Thursday 27 april 2006
From hero to zero
Ihab Shaarawy
Gazette staff
"It's nations and not the cities that fall," said one of the Iraqis watching the Egyptian movie The Night When Baghdad Fell.
And this is what Mohamed Amin, the writer and the director of the film, tries to prove in 107 minutes of a daring black comedy.
In his sarcastic, critical way, Amin attempts to explore the weaknesses that have led the Arabs to the humiliating position in which they now find themselves, surrounded by their enemies and unable to defend themselves.

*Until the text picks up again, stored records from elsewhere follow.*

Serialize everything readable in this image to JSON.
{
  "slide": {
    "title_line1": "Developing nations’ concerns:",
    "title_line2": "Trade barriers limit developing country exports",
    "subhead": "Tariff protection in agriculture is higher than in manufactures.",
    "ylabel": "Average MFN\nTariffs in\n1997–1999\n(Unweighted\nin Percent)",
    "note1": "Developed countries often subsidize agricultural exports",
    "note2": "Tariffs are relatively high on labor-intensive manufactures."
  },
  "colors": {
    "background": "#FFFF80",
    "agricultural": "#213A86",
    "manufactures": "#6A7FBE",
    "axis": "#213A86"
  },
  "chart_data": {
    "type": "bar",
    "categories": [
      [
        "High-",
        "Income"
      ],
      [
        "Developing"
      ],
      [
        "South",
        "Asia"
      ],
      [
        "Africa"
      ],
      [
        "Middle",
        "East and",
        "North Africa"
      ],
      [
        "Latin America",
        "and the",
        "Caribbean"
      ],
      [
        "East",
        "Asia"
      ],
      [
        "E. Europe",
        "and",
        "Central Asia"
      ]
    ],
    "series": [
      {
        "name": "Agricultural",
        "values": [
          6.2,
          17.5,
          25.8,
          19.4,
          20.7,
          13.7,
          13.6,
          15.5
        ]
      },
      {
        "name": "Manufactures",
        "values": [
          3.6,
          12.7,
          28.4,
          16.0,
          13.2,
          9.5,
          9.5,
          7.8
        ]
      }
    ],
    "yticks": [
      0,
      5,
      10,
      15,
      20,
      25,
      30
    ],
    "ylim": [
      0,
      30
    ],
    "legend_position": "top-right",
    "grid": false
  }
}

The movie tackles the effects of the American occupation of Iraq and how Arab minds have become haunted with a simple question: 'Who's next?'
Chaker, the headmaster of a secondary school in Cairo, played Hassan Hosni, imagines what it must be like to be an Iraqi citizen, who appears on TV being humiliated by GIs.
Then he has a brainwave. Why not sponsor a young scientist to help him invent a weapon that would enable him to defend himself if something similar happened to him?
He wracks his brains, thinking of all the ingenious pupils he's taught over the past 30 or so years, when he suddenly remembers Tareq (Ahmed Eid). He finds his address and goes round to his mother's flat, where he's reunited with his star pupil, who's now in his late twenties.
Tareq is only too happy to help him and soon they're busy creating the ultimate defensive weapon.
Amin uses their efforts to construct the weapon as a medium for criticising the indifference and lethargy of the Arab world, while the scientific and technological gap between it and the West is growing ever wider.
He shows how the Americans have been penetrating Arab societies, in order to stymie any attempts at progress. The scene where a CIA officer leads the prayers at an old mosque in Islamic Cairo indicates the extent to which our societies are infiltrated.
Amin knows what he's doing. He's very aware that, for ordinary Arab men, sexual prowess is connected with manhood and dignity. They influence each other.
As for women, they come across in his movie as more aware of danger than men and better prepared to face it. They also have the ability to calm their husbands when they get frustrated.
Amin is able to deliver these hard and serious messages through comic, simple situations without long, tedious speeches that often spoil films in this part of the world.
These situations touch the hearts and the minds of the audience. But one scene, in which Chaker imagines Cairo with all its landmarks destroyed and smoking, cuts like a knife, sending shivers through the spines of the audience.
However, Amin has his shortcomings. His biggest mistake is introducing some of the features of commercial cinema into his work. Some critics believe that the scene where Basma dances 'in a hot American fashion', in order to reignite the romance with her husband, Tareq, has nothing to do with Amin's serious messages.
The picture was screened at the recent Cairo Film Festival. It got good press.
The audience gave the movie a hero's reception. Veteran actor Salah el-Sadani expressed his admiration for the film and its director, describing it as one of Egyptian cinema's greatest-ever movies.
At the closing ceremony of the Festival, the film and its director went from hero to zero. It didn't get a single prize, leaving the Egyptian audience speechless.
But it's not Amin's fault. He respected the terms and conditions of Egyptian filmmaking. He chose a subject that would immediately arouse the sympathy of his fellow Egyptians.
He forgot that cinema is an international language. If he'd used his tools properly, he could have turned his work into an international movie, winning the sympathy of audiences worldwide.
It is one of the faults of Egyptian cinema that it is unable to produce a movie that can talk this international language.